The story follows the separate but ultimately converging tales of brothers Dale and Roy Coop (played by real-life brothers Aaron and Adam Nee). In a sort of timeless fantasy era, part 1940s and part current day, Roy comes home from serving in the military to find his brother on the lam and a pair of goons at his doorstep ready to punish him for the abduction of a local crime boss’ daughter.

That particular act was actually perpetrated by Dale and his violent, unhinged partner Mad Dog (Shea Whigham), who are now running from the law after a particularly unpleasant crime at a sweet 16 party. Writer-director J.L. Vara switches between the two storylines, both of which hit the same beats over and over: Innocent Roy is tortured for his brother’s crimes, while only slightly less innocent Dale is terrorized by the insane Mad Dog.
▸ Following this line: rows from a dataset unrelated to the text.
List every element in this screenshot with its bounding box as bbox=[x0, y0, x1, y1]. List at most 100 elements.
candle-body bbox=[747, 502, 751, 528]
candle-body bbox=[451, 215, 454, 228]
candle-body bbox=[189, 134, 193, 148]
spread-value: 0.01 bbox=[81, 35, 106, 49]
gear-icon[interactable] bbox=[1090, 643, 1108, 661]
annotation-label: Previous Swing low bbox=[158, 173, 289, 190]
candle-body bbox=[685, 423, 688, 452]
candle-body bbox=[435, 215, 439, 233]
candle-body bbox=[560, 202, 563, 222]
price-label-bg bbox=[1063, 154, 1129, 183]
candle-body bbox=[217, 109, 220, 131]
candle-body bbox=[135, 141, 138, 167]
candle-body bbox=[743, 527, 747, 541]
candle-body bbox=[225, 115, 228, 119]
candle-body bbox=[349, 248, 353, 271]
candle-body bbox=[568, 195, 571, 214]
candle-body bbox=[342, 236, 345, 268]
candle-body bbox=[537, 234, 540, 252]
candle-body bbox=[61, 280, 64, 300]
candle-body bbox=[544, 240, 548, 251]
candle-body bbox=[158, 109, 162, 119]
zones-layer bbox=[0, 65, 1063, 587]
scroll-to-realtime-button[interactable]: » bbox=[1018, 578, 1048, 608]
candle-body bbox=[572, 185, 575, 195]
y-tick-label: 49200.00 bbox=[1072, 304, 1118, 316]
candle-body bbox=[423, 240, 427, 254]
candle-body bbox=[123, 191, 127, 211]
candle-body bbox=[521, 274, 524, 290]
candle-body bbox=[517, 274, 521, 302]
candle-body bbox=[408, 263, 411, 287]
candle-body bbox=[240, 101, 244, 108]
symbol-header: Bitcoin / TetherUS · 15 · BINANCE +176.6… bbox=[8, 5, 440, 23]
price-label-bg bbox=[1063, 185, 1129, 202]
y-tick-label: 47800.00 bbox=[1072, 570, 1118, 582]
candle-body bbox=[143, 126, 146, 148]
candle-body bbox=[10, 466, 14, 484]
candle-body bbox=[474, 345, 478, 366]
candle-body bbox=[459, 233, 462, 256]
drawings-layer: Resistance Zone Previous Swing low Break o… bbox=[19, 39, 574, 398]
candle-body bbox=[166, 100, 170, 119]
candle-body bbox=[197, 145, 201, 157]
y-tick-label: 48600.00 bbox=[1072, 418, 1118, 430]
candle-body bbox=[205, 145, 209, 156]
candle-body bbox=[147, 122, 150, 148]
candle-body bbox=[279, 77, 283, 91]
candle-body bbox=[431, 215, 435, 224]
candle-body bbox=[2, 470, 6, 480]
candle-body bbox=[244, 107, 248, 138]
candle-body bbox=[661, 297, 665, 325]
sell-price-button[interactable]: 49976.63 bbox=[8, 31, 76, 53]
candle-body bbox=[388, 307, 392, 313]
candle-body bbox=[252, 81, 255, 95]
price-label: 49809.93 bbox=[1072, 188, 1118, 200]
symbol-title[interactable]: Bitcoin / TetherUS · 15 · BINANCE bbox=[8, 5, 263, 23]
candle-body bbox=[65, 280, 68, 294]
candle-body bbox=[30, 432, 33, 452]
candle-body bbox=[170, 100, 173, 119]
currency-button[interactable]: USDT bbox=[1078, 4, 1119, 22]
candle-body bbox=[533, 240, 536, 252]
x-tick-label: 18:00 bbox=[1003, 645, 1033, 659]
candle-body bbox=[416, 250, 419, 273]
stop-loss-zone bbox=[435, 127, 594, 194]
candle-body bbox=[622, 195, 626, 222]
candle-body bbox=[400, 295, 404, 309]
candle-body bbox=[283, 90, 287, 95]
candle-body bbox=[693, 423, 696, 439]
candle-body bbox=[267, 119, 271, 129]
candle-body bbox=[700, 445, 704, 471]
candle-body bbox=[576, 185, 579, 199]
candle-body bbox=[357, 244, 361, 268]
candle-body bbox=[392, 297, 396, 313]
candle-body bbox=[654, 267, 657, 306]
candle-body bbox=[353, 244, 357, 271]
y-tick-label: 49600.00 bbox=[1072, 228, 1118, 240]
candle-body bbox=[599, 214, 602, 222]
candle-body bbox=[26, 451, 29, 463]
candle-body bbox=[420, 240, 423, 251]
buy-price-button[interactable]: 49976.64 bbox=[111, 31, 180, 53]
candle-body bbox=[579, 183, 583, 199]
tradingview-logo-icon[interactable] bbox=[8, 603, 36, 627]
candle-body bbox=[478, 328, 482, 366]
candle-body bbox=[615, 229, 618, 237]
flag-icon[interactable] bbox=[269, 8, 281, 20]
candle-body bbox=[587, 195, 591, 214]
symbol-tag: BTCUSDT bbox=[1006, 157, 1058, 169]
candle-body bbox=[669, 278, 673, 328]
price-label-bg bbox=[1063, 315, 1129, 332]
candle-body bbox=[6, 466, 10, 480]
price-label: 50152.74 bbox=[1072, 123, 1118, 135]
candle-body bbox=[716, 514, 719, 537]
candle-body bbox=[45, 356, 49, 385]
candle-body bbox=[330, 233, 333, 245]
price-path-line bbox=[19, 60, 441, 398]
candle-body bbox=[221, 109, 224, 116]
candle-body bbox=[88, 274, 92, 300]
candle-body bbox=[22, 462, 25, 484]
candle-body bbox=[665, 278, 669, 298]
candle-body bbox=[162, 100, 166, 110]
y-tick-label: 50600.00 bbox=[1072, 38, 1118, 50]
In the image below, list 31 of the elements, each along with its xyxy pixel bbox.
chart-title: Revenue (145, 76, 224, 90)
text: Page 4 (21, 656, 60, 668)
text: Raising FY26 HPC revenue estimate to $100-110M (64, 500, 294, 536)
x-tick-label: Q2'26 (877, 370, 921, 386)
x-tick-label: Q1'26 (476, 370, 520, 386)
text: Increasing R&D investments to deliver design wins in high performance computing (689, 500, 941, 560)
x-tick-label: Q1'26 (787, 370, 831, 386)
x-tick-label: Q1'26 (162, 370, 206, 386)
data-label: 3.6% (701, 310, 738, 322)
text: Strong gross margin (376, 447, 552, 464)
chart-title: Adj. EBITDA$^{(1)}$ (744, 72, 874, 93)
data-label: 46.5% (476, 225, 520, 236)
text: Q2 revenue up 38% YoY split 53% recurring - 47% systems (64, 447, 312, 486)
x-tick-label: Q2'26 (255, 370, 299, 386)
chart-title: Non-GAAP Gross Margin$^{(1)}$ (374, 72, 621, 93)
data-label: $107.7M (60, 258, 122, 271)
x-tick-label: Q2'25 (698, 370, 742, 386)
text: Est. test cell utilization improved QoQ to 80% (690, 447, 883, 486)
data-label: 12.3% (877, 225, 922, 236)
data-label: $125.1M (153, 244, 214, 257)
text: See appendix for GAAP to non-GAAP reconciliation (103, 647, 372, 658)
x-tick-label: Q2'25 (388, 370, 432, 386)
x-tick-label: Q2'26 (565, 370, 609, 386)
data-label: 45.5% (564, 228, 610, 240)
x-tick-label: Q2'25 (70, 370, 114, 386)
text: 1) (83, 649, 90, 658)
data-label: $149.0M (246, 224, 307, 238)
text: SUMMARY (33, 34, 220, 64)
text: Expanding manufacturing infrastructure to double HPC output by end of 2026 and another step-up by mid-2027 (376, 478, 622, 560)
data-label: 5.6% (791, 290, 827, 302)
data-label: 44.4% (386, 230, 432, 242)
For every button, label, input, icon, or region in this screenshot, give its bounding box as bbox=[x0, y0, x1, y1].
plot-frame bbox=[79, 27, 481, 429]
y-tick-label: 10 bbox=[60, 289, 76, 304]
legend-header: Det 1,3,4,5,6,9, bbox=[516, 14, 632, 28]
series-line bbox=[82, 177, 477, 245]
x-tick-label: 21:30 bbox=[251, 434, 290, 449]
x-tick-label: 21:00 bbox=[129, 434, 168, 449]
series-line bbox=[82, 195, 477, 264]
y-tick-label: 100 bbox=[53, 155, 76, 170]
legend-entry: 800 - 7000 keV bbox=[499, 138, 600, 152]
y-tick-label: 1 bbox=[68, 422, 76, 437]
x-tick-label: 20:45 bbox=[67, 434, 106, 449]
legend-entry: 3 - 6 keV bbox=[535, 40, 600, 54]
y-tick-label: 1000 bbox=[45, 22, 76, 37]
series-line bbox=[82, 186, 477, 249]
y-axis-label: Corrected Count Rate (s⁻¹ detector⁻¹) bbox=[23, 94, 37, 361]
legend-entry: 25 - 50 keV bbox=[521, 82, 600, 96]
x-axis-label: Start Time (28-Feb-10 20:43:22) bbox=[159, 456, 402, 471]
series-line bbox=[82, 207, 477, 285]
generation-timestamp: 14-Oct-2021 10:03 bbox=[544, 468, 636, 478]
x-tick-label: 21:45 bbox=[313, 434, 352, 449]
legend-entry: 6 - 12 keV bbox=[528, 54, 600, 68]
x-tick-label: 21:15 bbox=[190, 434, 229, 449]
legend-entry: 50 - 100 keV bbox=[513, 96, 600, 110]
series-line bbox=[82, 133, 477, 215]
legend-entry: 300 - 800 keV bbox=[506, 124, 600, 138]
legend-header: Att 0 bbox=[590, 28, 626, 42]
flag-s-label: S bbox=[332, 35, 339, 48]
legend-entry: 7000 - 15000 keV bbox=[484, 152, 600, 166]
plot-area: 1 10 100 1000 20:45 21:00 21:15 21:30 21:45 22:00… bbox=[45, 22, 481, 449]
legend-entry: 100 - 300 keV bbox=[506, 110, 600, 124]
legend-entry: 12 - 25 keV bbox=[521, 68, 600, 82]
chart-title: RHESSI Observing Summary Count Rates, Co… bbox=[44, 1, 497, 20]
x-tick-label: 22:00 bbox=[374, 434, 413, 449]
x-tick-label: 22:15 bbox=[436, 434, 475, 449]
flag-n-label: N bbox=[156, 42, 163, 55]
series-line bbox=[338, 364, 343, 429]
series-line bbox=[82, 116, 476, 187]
Vara keeps an ironic distance from the material via deliberately fake-looking sets, costumes and makeup, but whatever he might have to say about B-movies is lost in the annoying unpleasantness of the story, which plods along with no purpose toward an ugly and empty conclusion. The Nees sort of simper their way through the film as the mostly spineless Coop brothers, and Whigham is appropriately menacing but rather one-note as Mad Dog. Vara, too, can’t get past his single grating approach to the material, and the movie ends up as repugnant and mean-spirited as Mad Dog himself—and just as deserving of a painful death.